In a nutshell: As a baby, Buddy crawled into Santa’s bag one Christmas and wound up at the North Pole where he was raised as one of the elves. When he discovers the truth as an adult, Buddy heads back to find his family and the true meaning of Christmas.
Based on the hit film, the musical has been a holiday regular since it premiered on Broadway in 2010. Hartley calls the film a “modern-day Christmas classic” and found he couldn’t watch it before auditioning for the musical because he was afraid “Will Ferrell-isms” would creep into his performance.
His Buddy, then, is different from other Buddys – and why not?
“I’m a 6-foot-2 baritone in a leading man role,” he says. “In college I tended to play more of the character roles.”
A Lincoln, Nebraska, resident, Hartley says he immersed himself in community theater as a child and teenager. “I knew this is what I wanted to do. Most 15-year-olds can’t wait to get a driver’s permit but, in my brain, I figured I didn’t need to learn how to drive because I was going to live in New York and take the subway every day.”

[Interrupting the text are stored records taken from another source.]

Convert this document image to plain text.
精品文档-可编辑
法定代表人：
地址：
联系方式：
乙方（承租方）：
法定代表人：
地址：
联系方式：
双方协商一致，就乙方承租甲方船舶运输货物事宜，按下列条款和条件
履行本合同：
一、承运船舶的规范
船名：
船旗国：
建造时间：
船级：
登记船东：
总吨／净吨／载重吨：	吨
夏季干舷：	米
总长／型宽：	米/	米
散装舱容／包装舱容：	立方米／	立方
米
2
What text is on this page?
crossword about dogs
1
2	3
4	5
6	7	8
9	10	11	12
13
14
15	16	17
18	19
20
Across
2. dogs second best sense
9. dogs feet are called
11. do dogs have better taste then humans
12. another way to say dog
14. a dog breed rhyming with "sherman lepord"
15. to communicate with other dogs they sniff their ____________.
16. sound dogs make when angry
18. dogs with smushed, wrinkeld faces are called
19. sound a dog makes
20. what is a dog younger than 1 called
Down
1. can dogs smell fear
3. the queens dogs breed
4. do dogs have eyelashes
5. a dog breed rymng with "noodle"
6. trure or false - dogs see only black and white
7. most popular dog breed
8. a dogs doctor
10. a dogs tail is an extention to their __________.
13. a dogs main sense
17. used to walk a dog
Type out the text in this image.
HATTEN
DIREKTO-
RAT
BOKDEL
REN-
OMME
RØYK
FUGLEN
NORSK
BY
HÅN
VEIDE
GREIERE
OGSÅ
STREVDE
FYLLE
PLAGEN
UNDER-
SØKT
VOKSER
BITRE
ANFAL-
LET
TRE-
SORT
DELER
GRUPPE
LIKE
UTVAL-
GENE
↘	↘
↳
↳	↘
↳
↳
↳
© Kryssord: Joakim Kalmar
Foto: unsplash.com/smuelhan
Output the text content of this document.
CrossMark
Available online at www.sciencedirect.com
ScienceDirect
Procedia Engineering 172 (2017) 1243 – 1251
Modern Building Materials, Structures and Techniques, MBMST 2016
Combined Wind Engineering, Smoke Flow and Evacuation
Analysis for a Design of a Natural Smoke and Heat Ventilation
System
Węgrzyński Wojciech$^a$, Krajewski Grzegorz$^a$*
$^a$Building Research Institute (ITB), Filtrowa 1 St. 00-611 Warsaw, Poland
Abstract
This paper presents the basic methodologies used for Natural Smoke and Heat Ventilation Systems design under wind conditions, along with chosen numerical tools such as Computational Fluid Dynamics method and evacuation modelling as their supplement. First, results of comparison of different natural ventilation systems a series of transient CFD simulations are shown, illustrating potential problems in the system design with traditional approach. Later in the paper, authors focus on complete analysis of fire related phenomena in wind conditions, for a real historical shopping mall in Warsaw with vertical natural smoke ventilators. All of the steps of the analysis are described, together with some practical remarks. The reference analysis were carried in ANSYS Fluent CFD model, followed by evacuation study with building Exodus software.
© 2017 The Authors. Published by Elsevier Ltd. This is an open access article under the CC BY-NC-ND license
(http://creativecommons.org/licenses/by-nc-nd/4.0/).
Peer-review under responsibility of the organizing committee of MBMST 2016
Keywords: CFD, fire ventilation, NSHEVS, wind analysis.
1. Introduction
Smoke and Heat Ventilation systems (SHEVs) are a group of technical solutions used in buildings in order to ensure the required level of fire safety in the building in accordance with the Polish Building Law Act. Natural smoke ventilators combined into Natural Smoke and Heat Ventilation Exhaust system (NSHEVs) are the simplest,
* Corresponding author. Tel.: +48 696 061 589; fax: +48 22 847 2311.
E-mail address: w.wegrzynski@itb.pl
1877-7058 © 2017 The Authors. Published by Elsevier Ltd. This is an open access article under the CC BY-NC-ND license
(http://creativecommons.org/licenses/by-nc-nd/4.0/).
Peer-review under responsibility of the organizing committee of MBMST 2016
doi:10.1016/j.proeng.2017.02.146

Growing up, Hartley was so busy with shows he’d stack one rehearsal on top of another. When he got to college, a mentor warned him about the profession’s uncertainty: “If there’s anything you love as much as this, do it. This business is so hard. The winds can change at any moment.”
“I took that to heart,” Hartley says. “But nothing else fed me as much as theater.”
In September of 2013, he and a friend moved to New York, hoping to make names for themselves on Broadway.
“He immediately booked work. I didn’t book a job until January 2014. I was still in the honeymoon stages of a new city, getting to the point where, ‘Is this not going to work?’”
To make ends meet, Hartley worked as a barista in a coffee shop. “I’d get up around 4:45, head down to the open market at 6 or 6:30 and work throughout the day. I was in that ‘survival job’ mode.”
He knew he could be stuck brewing coffee for the rest of his life, “but I needed to trust the timing. I went to every possible audition. I learned, over time, you don’t have to go to every audition, just the ones you’re right for. It was part of my training.”
A role in “Into the Woods” in Alabama broke the spell and, from then on, “I’ve consistently worked as an actor.”
The last time Hartley was in Sioux City, he was the Beast in “Beauty and the Beast.” The tour gave him a chance to visit dozens of cities, perform in just as many “incredible, historic theaters.”
“You might get used to a theater and then you’ll be off to the next, having to erase that muscle memory. It’s an incredible way to see the country and play so many venues where heroes of ours have played. You get to share that history.”
The Beast and Buddy, Hartley says, are about as dissimilar as roles get. Producers, however, saw a playfulness in his performance as the Beast they thought might work in “Elf: The Musical.” “He was silly and innocent, which are qualities that live in Buddy.” He was pitched the role and, now, Hartley’s stuffing his pre-holiday days and nights with a string of performances. When it’s over – after more than two months immersed in Christmas – he’ll return to New York.
“Five years ago, I would have said my goal was to be on Broadway – and only that. Now, I realize I’ve gotten all these opportunities to work around the country on the largest scale possible. It’s incredible.
“I trust that whatever comes my way is right for that time.”